I dialoghi sembrano sempre a metà strada fra il cringe e lo stucchevole. Mentre picchia i teppisti e salva la società, l’Orologiaio allieta il pubblico con battute profonde tipo “la violenza non risolve niente” o “la libertà non è qualcosa che si vede.”

Anche i nemici sono ridicoli. La figura del cattivo è rappresentata da un tizio che si fa chiamare Il Dissanguatore, e che opera dalla sua organizzazione criminale chiamata Mafia International, con sede legale a Napoli.

Tutto questo avviene mentre Adrian si concede un sacco di copule e amoreggiamenti con la sua compagna, Gilda. Che ha sempre il culo di fuori—bravissimo Manara a disegnare i culi—e che combatte il sistema al suo fianco (come nella scena in cui contamina le mele di serra del supermercato con quelle marce e biologiche coltivate nel giardino dietro casa).

Quello che disturba maggiormente della serie, però, non sono le sue scene ridicole—c’è un certo piacere nel guardarle, in realtà—ma la sua retorica alla Don Matteo. Questa idea costante secondo cui per salvarci dalla degenerazione della società moderna dobbiamo tornare ai valori degli anziani e a una dimensione sociale da Piccolo Mondo Antico di Fogazzaro.

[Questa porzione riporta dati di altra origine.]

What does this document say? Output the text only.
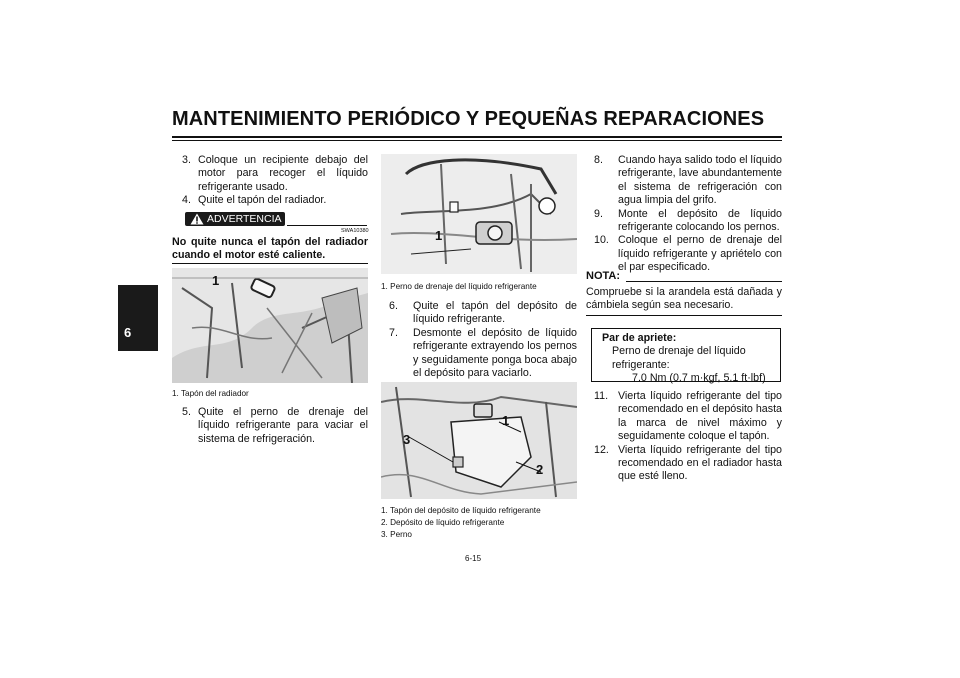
MANTENIMIENTO PERIÓDICO Y PEQUEÑAS REPARACIONES
6
3. Coloque un recipiente debajo del motor para recoger el líquido refrigerante usado.
4. Quite el tapón del radiador.
ADVERTENCIA
SWA10380
No quite nunca el tapón del radiador cuando el motor esté caliente.
1
1. Tapón del radiador
5. Quite el perno de drenaje del líquido refrigerante para vaciar el sistema de refrigeración.
1
1. Perno de drenaje del líquido refrigerante
6. Quite el tapón del depósito de líquido refrigerante.
7. Desmonte el depósito de líquido refrigerante extrayendo los pernos y seguidamente ponga boca abajo el depósito para vaciarlo.
1
2
3
1. Tapón del depósito de líquido refrigerante
2. Depósito de líquido refrigerante
3. Perno
8. Cuando haya salido todo el líquido refrigerante, lave abundantemente el sistema de refrigeración con agua limpia del grifo.
9. Monte el depósito de líquido refrigerante colocando los pernos.
10. Coloque el perno de drenaje del líquido refrigerante y apriételo con el par especificado.
NOTA:
Compruebe si la arandela está dañada y cámbiela según sea necesario.
Par de apriete:
Perno de drenaje del líquido refrigerante:
7.0 Nm (0.7 m·kgf, 5.1 ft·lbf)
11. Vierta líquido refrigerante del tipo recomendado en el depósito hasta la marca de nivel máximo y seguidamente coloque el tapón.
12. Vierta líquido refrigerante del tipo recomendado en el radiador hasta que esté lleno.
6-15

Una rottura di coglioni che viene propinata attraverso scene in cui Adrian ammonisce due ragazze che ha salvato da uno stupro (“se aveste bevuto qualche bicchierino in meno avreste evitato l’increscioso affare”), e in cui si lamenta della tristezza dei centri commerciali. La retorica da anziano che non capisce la modernità è persistente: i vestiti moderni non gli piacciono, i giornalisti che vogliono gli scoop non gli piacciono, la musica moderna non gli piace. Il bene del mondo sta tutto nel tornare all’antico, e lui infatti è l’Orologiaio che mantiene nel tempo questi valori incredibili per darli ai giovani.

Volendo tirare una somma, quindi, potremmo dare un consiglio a Celentano, che si è impegnato moltissimo per cercare di creare una storia che salvi i giovani. Adriano, salva i giovani: la prossima volta le storie animate falle scrivere a loro.